Подбегаю к столу и хватаю папки. Распахнув одну, вижу формуляр, который подписывал, и запихиваю все к себе в рюкзак.
И тут у меня появляется мысль. Лишь бы хватило времени.
Надо спешить.
Обежав стол, я открываю левый ящик и зарываюсь в бумаги.
Ничего.
— Быстро! — кричит Лиза.
Захлопнув ящик, вытягиваю следующий. Очередная груда бесполезных бумаг.
— Карл!
Выдрав нижний ящик, сразу вижу то, что ищу. Поверить не могу, что у меня получилось.
— Карл! Ты где застрял?
Схватив верхний формуляр, кладу его на стол и закрываю ящик.
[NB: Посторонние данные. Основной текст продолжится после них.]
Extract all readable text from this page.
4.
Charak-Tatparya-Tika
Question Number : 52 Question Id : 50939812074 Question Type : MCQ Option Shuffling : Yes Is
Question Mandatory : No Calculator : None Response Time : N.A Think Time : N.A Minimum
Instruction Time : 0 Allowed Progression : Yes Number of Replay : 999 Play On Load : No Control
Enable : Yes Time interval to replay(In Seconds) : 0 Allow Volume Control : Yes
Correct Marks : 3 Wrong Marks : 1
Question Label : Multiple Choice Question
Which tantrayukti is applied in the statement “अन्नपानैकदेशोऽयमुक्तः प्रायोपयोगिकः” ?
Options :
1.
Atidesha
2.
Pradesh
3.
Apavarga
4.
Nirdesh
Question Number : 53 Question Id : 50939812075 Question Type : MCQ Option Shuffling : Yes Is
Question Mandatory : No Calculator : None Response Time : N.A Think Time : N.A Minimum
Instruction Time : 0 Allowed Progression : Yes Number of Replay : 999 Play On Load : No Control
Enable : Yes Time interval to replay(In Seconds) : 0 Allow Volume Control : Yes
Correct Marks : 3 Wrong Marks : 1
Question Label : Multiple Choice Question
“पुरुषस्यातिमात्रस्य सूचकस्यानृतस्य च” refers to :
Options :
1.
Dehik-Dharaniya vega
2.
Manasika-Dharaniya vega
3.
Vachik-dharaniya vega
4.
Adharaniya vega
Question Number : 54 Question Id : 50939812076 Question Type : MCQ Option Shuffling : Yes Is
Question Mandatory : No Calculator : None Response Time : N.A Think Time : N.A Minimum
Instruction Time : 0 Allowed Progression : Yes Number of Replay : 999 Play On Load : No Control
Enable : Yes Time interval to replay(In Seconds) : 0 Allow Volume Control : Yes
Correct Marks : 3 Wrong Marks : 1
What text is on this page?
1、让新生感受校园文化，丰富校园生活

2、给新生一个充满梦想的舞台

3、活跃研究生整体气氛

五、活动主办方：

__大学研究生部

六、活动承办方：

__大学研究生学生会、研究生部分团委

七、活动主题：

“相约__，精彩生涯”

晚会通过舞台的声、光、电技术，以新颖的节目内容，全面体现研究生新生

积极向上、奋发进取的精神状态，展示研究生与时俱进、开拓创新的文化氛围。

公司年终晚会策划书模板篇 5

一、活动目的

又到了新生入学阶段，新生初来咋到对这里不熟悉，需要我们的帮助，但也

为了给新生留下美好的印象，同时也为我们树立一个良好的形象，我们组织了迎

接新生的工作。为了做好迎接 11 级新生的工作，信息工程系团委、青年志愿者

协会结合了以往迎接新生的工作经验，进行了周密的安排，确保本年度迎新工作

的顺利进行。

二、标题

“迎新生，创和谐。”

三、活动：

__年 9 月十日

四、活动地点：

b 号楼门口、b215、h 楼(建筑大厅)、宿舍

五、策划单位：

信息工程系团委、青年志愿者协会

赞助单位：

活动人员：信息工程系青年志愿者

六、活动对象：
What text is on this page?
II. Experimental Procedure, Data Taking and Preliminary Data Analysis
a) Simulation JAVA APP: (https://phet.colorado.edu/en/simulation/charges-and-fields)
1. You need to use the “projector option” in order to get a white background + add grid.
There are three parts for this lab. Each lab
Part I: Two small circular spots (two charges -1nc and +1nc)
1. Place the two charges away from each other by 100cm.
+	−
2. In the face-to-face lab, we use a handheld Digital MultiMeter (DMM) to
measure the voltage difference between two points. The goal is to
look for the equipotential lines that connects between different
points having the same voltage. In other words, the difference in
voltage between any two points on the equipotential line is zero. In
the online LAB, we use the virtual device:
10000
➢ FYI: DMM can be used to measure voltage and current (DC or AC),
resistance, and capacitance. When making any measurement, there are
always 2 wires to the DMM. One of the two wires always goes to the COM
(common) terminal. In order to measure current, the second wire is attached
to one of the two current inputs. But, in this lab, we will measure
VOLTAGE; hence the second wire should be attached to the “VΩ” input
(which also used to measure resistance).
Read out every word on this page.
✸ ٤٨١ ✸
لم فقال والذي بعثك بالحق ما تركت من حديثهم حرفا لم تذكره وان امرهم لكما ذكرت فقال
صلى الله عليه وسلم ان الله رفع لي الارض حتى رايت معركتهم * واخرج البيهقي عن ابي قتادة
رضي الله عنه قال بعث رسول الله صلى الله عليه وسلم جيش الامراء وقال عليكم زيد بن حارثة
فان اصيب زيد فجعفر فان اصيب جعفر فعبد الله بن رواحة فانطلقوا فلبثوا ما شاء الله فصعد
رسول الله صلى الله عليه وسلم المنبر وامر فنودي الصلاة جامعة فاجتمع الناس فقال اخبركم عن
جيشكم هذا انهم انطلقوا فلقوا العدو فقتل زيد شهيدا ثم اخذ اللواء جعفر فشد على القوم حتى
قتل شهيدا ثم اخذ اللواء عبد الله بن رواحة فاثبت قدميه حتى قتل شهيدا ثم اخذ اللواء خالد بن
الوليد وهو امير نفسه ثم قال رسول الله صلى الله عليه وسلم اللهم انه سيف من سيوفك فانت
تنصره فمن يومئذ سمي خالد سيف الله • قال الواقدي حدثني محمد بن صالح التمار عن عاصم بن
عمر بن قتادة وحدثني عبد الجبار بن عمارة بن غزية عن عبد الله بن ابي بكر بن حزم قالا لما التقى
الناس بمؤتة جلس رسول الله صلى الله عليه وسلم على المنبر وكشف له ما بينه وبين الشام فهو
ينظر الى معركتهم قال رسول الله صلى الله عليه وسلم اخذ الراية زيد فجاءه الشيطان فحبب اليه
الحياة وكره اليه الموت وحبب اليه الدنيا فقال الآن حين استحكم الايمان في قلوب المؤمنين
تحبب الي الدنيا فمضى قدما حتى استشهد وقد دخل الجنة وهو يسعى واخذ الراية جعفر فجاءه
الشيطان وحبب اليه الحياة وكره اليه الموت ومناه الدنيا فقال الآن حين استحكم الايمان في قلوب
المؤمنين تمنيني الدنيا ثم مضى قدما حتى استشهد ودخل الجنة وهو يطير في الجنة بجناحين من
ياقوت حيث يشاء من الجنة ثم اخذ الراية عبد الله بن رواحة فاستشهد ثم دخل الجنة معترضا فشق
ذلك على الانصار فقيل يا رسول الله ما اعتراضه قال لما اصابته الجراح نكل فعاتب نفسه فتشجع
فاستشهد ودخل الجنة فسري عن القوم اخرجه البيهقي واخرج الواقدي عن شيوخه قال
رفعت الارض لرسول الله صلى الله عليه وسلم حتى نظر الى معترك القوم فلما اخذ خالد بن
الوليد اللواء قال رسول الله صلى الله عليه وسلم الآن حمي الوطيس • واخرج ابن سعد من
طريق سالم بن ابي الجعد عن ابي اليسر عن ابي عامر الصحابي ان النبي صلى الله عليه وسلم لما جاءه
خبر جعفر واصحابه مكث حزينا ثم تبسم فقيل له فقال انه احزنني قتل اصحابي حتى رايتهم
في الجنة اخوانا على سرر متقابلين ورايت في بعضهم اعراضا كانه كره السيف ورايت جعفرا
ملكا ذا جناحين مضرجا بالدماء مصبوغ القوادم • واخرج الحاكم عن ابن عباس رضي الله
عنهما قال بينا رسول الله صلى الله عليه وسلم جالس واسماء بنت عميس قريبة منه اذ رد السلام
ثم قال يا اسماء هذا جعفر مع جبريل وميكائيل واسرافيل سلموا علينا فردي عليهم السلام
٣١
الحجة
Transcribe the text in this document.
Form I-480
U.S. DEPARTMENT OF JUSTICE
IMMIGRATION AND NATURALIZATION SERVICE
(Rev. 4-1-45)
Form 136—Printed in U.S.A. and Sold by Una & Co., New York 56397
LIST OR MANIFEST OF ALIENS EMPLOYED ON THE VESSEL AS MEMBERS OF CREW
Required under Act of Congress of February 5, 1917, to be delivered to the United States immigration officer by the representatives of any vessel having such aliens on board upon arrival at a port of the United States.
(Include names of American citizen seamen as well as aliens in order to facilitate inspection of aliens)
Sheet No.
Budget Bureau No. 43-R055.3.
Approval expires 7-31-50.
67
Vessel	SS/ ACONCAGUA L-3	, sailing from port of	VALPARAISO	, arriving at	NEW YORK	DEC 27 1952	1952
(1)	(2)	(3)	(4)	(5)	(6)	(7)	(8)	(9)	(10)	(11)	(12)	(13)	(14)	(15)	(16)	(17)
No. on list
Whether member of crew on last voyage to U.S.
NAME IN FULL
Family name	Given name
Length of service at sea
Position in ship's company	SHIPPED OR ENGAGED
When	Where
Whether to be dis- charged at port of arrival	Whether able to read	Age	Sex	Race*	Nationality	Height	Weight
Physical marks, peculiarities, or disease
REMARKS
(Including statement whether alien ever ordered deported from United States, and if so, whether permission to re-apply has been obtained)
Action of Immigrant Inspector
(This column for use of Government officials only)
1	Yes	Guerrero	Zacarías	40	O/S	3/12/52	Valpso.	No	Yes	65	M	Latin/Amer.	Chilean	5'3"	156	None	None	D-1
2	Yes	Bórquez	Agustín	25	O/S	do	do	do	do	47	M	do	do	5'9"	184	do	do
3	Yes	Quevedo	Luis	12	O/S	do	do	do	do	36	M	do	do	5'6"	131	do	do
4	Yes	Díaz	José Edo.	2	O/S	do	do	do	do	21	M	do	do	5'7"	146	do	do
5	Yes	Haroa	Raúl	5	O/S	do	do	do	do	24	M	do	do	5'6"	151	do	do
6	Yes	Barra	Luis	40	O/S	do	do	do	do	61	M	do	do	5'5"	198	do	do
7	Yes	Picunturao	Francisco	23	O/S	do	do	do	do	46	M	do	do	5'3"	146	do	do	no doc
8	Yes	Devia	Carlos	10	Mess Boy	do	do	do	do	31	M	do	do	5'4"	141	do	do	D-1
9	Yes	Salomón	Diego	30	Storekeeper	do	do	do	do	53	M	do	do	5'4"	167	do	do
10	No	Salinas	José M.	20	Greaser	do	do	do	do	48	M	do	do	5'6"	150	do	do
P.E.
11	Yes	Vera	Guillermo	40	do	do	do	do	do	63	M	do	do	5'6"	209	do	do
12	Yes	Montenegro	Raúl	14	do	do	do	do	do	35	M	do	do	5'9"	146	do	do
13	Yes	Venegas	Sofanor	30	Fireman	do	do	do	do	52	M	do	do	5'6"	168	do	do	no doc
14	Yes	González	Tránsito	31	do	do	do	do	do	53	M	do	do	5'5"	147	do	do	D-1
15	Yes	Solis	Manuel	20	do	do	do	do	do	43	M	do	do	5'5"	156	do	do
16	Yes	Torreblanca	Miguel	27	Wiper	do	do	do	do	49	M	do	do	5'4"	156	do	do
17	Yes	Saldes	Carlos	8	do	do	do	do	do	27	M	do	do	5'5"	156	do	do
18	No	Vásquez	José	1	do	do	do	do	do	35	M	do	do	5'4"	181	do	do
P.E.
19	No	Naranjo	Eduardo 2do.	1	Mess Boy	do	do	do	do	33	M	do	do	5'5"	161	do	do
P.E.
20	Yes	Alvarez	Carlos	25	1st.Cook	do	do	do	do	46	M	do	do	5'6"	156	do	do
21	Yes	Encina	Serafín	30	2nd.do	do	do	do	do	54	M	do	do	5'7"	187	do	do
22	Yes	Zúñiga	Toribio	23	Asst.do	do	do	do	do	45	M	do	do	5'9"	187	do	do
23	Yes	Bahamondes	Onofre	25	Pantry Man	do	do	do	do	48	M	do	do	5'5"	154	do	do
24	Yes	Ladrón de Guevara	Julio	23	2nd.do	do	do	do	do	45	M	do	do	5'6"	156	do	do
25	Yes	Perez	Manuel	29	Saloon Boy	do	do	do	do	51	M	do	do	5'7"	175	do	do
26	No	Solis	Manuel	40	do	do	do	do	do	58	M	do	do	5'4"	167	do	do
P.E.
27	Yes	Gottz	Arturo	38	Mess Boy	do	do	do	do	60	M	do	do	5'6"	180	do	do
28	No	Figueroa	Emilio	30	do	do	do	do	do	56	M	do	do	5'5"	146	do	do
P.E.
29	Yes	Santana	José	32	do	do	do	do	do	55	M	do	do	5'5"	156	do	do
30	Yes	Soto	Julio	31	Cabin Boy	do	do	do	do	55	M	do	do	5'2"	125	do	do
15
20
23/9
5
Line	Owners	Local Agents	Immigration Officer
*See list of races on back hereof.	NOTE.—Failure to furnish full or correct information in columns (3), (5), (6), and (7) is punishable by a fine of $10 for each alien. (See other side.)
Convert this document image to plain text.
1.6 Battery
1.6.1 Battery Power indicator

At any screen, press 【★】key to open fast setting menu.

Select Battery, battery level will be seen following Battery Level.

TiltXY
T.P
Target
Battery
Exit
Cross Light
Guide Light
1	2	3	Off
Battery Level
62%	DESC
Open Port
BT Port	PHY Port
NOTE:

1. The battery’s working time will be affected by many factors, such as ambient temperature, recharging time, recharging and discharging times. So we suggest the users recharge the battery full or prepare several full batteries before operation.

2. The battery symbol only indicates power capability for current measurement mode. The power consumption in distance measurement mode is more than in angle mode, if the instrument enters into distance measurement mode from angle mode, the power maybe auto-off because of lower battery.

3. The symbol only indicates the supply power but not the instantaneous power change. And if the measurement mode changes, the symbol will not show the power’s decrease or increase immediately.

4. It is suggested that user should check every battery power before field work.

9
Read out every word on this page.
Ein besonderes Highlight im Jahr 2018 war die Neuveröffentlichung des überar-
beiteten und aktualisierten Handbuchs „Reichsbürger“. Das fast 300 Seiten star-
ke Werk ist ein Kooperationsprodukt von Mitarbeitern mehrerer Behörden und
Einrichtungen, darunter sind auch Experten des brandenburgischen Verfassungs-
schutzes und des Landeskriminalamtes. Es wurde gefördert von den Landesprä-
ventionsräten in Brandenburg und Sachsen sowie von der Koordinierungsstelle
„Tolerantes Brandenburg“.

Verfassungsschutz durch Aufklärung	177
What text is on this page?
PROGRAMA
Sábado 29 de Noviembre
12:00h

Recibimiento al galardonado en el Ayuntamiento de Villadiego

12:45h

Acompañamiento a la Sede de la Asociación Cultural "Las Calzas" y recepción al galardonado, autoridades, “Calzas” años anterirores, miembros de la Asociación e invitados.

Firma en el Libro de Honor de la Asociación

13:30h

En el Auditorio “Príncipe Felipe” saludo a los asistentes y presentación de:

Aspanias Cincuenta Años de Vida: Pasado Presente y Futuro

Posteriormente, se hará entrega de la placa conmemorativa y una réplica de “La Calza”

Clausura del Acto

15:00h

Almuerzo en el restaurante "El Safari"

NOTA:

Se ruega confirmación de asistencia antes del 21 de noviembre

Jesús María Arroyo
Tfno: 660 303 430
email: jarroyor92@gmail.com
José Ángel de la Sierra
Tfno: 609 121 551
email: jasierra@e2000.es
Сгорбившись над документом, нашариваю ручку Вольфа.
Я все делаю правильно. Если сработает…
— Быстрее! — Лиза, бросив свой пост, забегает в кабинет. — Кто-то идет. Нам пора!
— Сейчас. — Да, я рискую, но именно сейчас это оправданно.
— Немедленно! — шипит моя подруга. — Я уже слышу шаги!
Стук в дверь
Мы выбираемся из штаба, и никто нас не видит. Солдаты, грязные, усталые, возвращаются с Фельдштрассе, а мы прячемся в тени живой изгороди, пока они не заходят в здание.
Все, на улице тихо. Крадемся прочь от этого жуткого места. Наконец мы у себя на Эшерштрассе. Только улица сильно изменилась. Или это мы сильно изменились.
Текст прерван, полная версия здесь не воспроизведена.